The turning point was getting shot by that hall monitor. It was only a paint gun but I didn't know that cos I was kinda spaced out on this MoodBright chocolate some kid had swiped from the XronoPsych lab and I thought I'd been shot and did this whole "too young to die" death scene, which kids thought was hilarious but really pissed off the hall monitors and the Name Brands, who kinda run things around here.

 

My new BFF Maria says you need a TeenBrand to fit in, and claims the celebrity lines of designer clothes and matching shoes and accessories are the ultimate in one-stop-shopping. The school is swarming with kids dressed up as Paris TrendSetters, and Beckham All-Stars  and 50 Cent Gangsta's! They're like Stepford Teens with their off-the-rack personna's.           

                       

And why am I the only one who's worried about students having seizures while watching TeenBrand commercials?

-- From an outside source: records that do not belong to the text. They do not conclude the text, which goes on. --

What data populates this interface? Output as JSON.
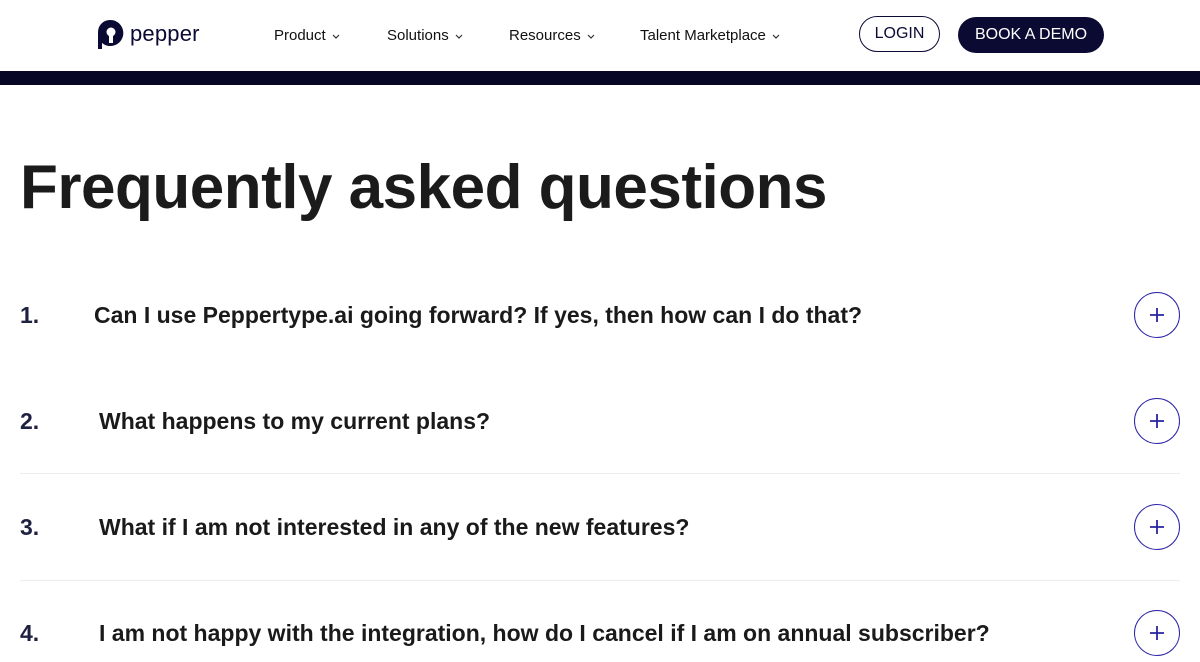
{
  "brand": {
    "name": "pepper"
  },
  "nav": {
    "items": [
      {
        "label": "Product"
      },
      {
        "label": "Solutions"
      },
      {
        "label": "Resources"
      },
      {
        "label": "Talent Marketplace"
      }
    ],
    "login_label": "LOGIN",
    "demo_label": "BOOK A DEMO"
  },
  "faq": {
    "title": "Frequently asked questions",
    "items": [
      {
        "number": "1.",
        "question": "Can I use Peppertype.ai going forward? If yes, then how can I do that?"
      },
      {
        "number": "2.",
        "question": "What happens to my current plans?"
      },
      {
        "number": "3.",
        "question": "What if I am not interested in any of the new features?"
      },
      {
        "number": "4.",
        "question": "I am not happy with the integration, how do I cancel if I am on annual subscriber?"
      }
    ]
  },
  "colors": {
    "brand_navy": "#0b0a33",
    "header_bar": "#070625",
    "accent_yellow": "#ffe14d",
    "toggle_border": "#2a24a6"
  },
  "icons": {
    "logo": "pepper-logo-icon",
    "nav_chevron": "chevron-down-icon",
    "faq_toggle": "plus-icon"
  }
}
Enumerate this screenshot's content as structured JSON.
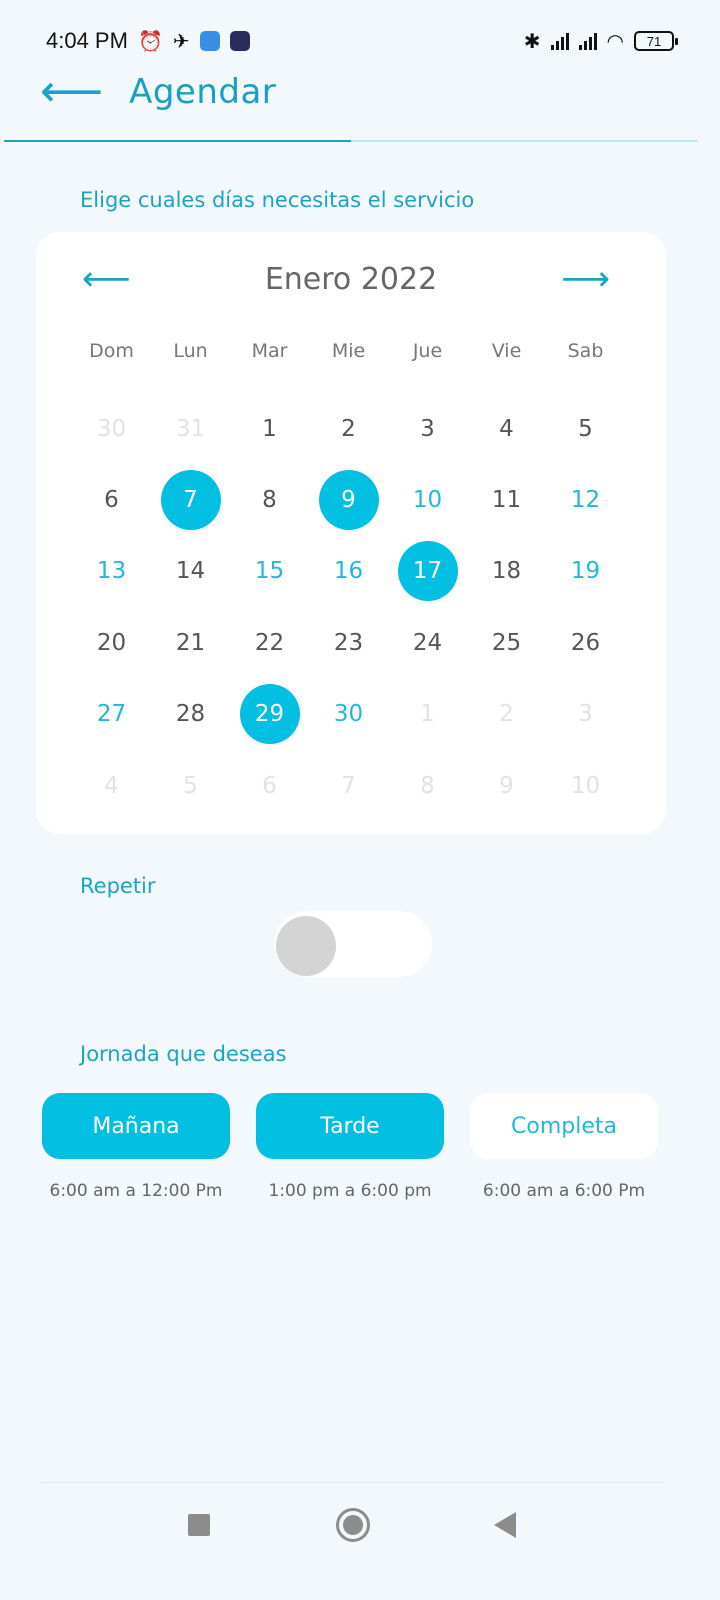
{
  "status_bar": {
    "time": "4:04 PM",
    "battery": "71",
    "icons": [
      "alarm-icon",
      "notification-icon",
      "mail-icon",
      "app-icon",
      "bluetooth-icon",
      "signal-icon",
      "signal-icon",
      "wifi-icon",
      "battery-icon"
    ]
  },
  "header": {
    "title": "Agendar",
    "back_icon": "arrow-left-icon",
    "progress": 0.5
  },
  "days_section": {
    "label": "Elige cuales días necesitas el servicio"
  },
  "calendar": {
    "month_label": "Enero 2022",
    "prev_icon": "arrow-left-icon",
    "next_icon": "arrow-right-icon",
    "weekdays": [
      "Dom",
      "Lun",
      "Mar",
      "Mie",
      "Jue",
      "Vie",
      "Sab"
    ],
    "days": [
      {
        "label": "30",
        "state": "muted"
      },
      {
        "label": "31",
        "state": "muted"
      },
      {
        "label": "1",
        "state": "normal"
      },
      {
        "label": "2",
        "state": "normal"
      },
      {
        "label": "3",
        "state": "normal"
      },
      {
        "label": "4",
        "state": "normal"
      },
      {
        "label": "5",
        "state": "normal"
      },
      {
        "label": "6",
        "state": "normal"
      },
      {
        "label": "7",
        "state": "selected"
      },
      {
        "label": "8",
        "state": "normal"
      },
      {
        "label": "9",
        "state": "selected"
      },
      {
        "label": "10",
        "state": "avail"
      },
      {
        "label": "11",
        "state": "normal"
      },
      {
        "label": "12",
        "state": "avail"
      },
      {
        "label": "13",
        "state": "avail"
      },
      {
        "label": "14",
        "state": "normal"
      },
      {
        "label": "15",
        "state": "avail"
      },
      {
        "label": "16",
        "state": "avail"
      },
      {
        "label": "17",
        "state": "selected"
      },
      {
        "label": "18",
        "state": "normal"
      },
      {
        "label": "19",
        "state": "avail"
      },
      {
        "label": "20",
        "state": "normal"
      },
      {
        "label": "21",
        "state": "normal"
      },
      {
        "label": "22",
        "state": "normal"
      },
      {
        "label": "23",
        "state": "normal"
      },
      {
        "label": "24",
        "state": "normal"
      },
      {
        "label": "25",
        "state": "normal"
      },
      {
        "label": "26",
        "state": "normal"
      },
      {
        "label": "27",
        "state": "avail"
      },
      {
        "label": "28",
        "state": "normal"
      },
      {
        "label": "29",
        "state": "selected"
      },
      {
        "label": "30",
        "state": "avail"
      },
      {
        "label": "1",
        "state": "muted"
      },
      {
        "label": "2",
        "state": "muted"
      },
      {
        "label": "3",
        "state": "muted"
      },
      {
        "label": "4",
        "state": "muted"
      },
      {
        "label": "5",
        "state": "muted"
      },
      {
        "label": "6",
        "state": "muted"
      },
      {
        "label": "7",
        "state": "muted"
      },
      {
        "label": "8",
        "state": "muted"
      },
      {
        "label": "9",
        "state": "muted"
      },
      {
        "label": "10",
        "state": "muted"
      }
    ]
  },
  "repeat": {
    "label": "Repetir",
    "enabled": false
  },
  "shift_section": {
    "label": "Jornada que deseas",
    "options": [
      {
        "label": "Mañana",
        "time": "6:00 am a 12:00 Pm",
        "selected": true
      },
      {
        "label": "Tarde",
        "time": "1:00 pm a 6:00 pm",
        "selected": true
      },
      {
        "label": "Completa",
        "time": "6:00 am a 6:00 Pm",
        "selected": false
      }
    ]
  },
  "nav_bar": {
    "icons": [
      "recent-apps-icon",
      "home-icon",
      "back-icon"
    ]
  },
  "colors": {
    "accent": "#00bfe0",
    "accent_text": "#1aa3c4",
    "background": "#f3f8fc"
  }
}
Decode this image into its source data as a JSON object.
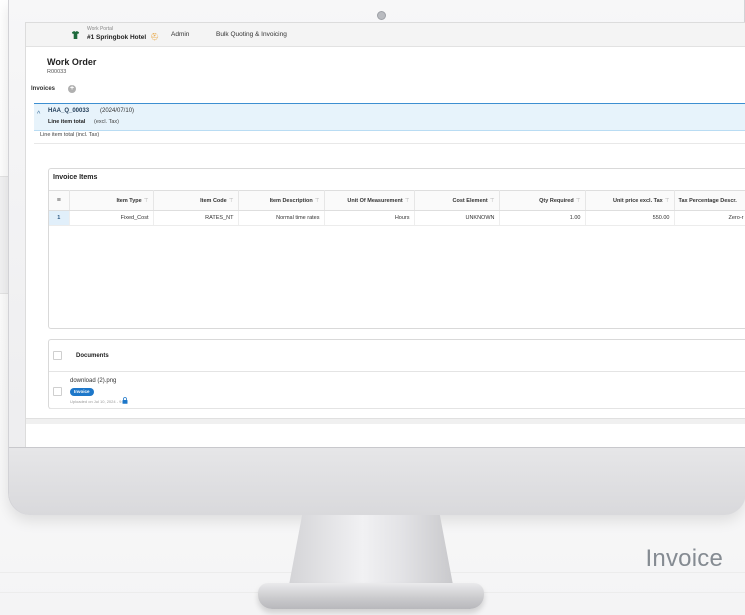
{
  "topbar": {
    "org_small": "Work Portal",
    "org_name": "#1 Springbok Hotel",
    "nav_admin": "Admin",
    "nav_bulk": "Bulk Quoting & Invoicing"
  },
  "work_order": {
    "title": "Work Order",
    "code": "R00033"
  },
  "invoices": {
    "label": "Invoices",
    "add_symbol": "+"
  },
  "quote": {
    "code": "HAA_Q_00033",
    "date": "(2024/07/10)",
    "line_total_label": "Line item total",
    "line_total_excl": "(excl. Tax)",
    "line_total_incl": "Line item total (incl. Tax)"
  },
  "invoice_items": {
    "title": "Invoice Items",
    "columns": [
      "Item Type",
      "Item Code",
      "Item Description",
      "Unit Of Measurement",
      "Cost Element",
      "Qty Required",
      "Unit price excl. Tax",
      "Tax Percentage Descr."
    ],
    "rows": [
      {
        "num": "1",
        "item_type": "Fixed_Cost",
        "item_code": "RATES_NT",
        "item_description": "Normal time rates",
        "unit": "Hours",
        "cost_element": "UNKNOWN",
        "qty": "1.00",
        "unit_price": "550.00",
        "tax": "Zero-r"
      }
    ]
  },
  "documents": {
    "title": "Documents",
    "file_name": "download (2).png",
    "badge": "Invoice",
    "uploaded": "Uploaded on Jul 10, 2024 - 9:06"
  },
  "caption": "Invoice",
  "colors": {
    "accent": "#1d77c9",
    "selected_row": "#e7f3fb",
    "brand_badge": "#e8a33a"
  },
  "icons": [
    "shirt-icon",
    "hat-icon",
    "add-circle-icon",
    "chevron-up-icon",
    "menu-icon",
    "filter-icon",
    "lock-icon",
    "camera-icon"
  ]
}
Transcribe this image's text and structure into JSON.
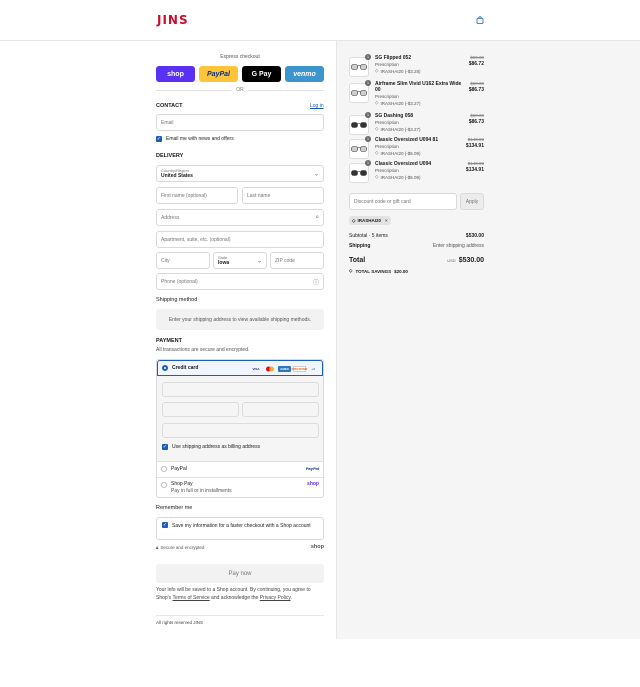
{
  "header": {
    "logo": "JINS",
    "cart_icon": "bag-icon"
  },
  "express": {
    "title": "Express checkout",
    "buttons": [
      "shop",
      "PayPal",
      "G Pay",
      "venmo"
    ],
    "or": "OR"
  },
  "contact": {
    "title": "CONTACT",
    "login": "Log in",
    "email_placeholder": "Email",
    "news_label": "Email me with news and offers"
  },
  "delivery": {
    "title": "DELIVERY",
    "country_label": "Country/Region",
    "country_value": "United States",
    "first_name": "First name (optional)",
    "last_name": "Last name",
    "address": "Address",
    "apartment": "Apartment, suite, etc. (optional)",
    "city": "City",
    "state_label": "State",
    "state_value": "Iowa",
    "zip": "ZIP code",
    "phone": "Phone (optional)"
  },
  "shipping": {
    "title": "Shipping method",
    "note": "Enter your shipping address to view available shipping methods."
  },
  "payment": {
    "title": "PAYMENT",
    "subtitle": "All transactions are secure and encrypted.",
    "credit_card": "Credit card",
    "card_logos": [
      "VISA",
      "MC",
      "AMEX",
      "DISCOVER",
      "+4"
    ],
    "billing_label": "Use shipping address as billing address",
    "paypal": "PayPal",
    "paypal_logo": "PayPal",
    "shoppay": "Shop Pay",
    "shoppay_sub": "Pay in full or in installments",
    "shoppay_logo": "shop"
  },
  "remember": {
    "title": "Remember me",
    "label": "Save my information for a faster checkout with a Shop account",
    "secure": "Secure and encrypted",
    "shop_logo": "shop"
  },
  "pay_button": "Pay now",
  "legal": {
    "text1": "Your info will be saved to a Shop account. By continuing, you agree to Shop's ",
    "terms": "Terms of Service",
    "text2": " and acknowledge the ",
    "privacy": "Privacy Policy",
    "text3": "."
  },
  "footer": "All rights reserved JINS",
  "cart": {
    "items": [
      {
        "qty": "1",
        "name": "SG Flipped 052",
        "sub": "Prescription",
        "discount": "IRASHAI20 (-$3.28)",
        "orig": "$90.00",
        "price": "$86.72"
      },
      {
        "qty": "1",
        "name": "Airframe Slim Vivid U162 Extra Wide 00",
        "sub": "Prescription",
        "discount": "IRASHAI20 (-$3.27)",
        "orig": "$90.00",
        "price": "$86.73"
      },
      {
        "qty": "1",
        "name": "SG Dashing 058",
        "sub": "Prescription",
        "discount": "IRASHAI20 (-$3.27)",
        "orig": "$90.00",
        "price": "$86.73"
      },
      {
        "qty": "1",
        "name": "Classic Oversized U094 81",
        "sub": "Prescription",
        "discount": "IRASHAI20 (-$5.09)",
        "orig": "$140.00",
        "price": "$134.91"
      },
      {
        "qty": "1",
        "name": "Classic Oversized U094",
        "sub": "Prescription",
        "discount": "IRASHAI20 (-$5.09)",
        "orig": "$140.00",
        "price": "$134.91"
      }
    ],
    "discount_placeholder": "Discount code or gift card",
    "apply": "Apply",
    "chip": "IRASHAI20",
    "subtotal_label": "Subtotal · 5 items",
    "subtotal_value": "$530.00",
    "shipping_label": "Shipping",
    "shipping_value": "Enter shipping address",
    "total_label": "Total",
    "currency": "USD",
    "total_value": "$530.00",
    "savings_label": "TOTAL SAVINGS",
    "savings_value": "$20.00"
  }
}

And why are so many kids ending up in the emergency clinic after trying freebies and samples from the XronoFactories?

 

I think they're using students as lab rats to test new products and ideas, but this really hot guy, Rafael, says the real threat is XronoPsych. He claims they're doing mind-control experiments and wants my help to break into the lab... which could be a problem cos my Mom kinda runs XronoPsych, which she says is just a clinic to treat kids with anxiety, but it that's true why did she get so freaked out when I asked about that girl who got sent up last month and no one's heard from since.

 

Maybe it's time to get out of XronoVilla (the resort town XronoInc built for its executives and their families), and check out the real Mexico. Mom says there's nothing to see in the maquilladora industrial zone where we live, just miles and miles of XronoFactories and shanty towns for underpaid Mexican workers along the U.S./Mexico border.

 

Rafael's says I'll have to sneak out the service tunnel cos XronoSecurity won't let me leave without a pass. Sounds kinda paranoid to me.  This isn't a prison - they can't keep us here against our will. Can they?

 

Bio: JoAnne Bennison is an award-winning writer and freelance journalist raising champion black standard poodles and two daughters with her pollster husband in Roberts Creek, BC. She is currently adapting the Praxis script Brand High into a novel for the YA market.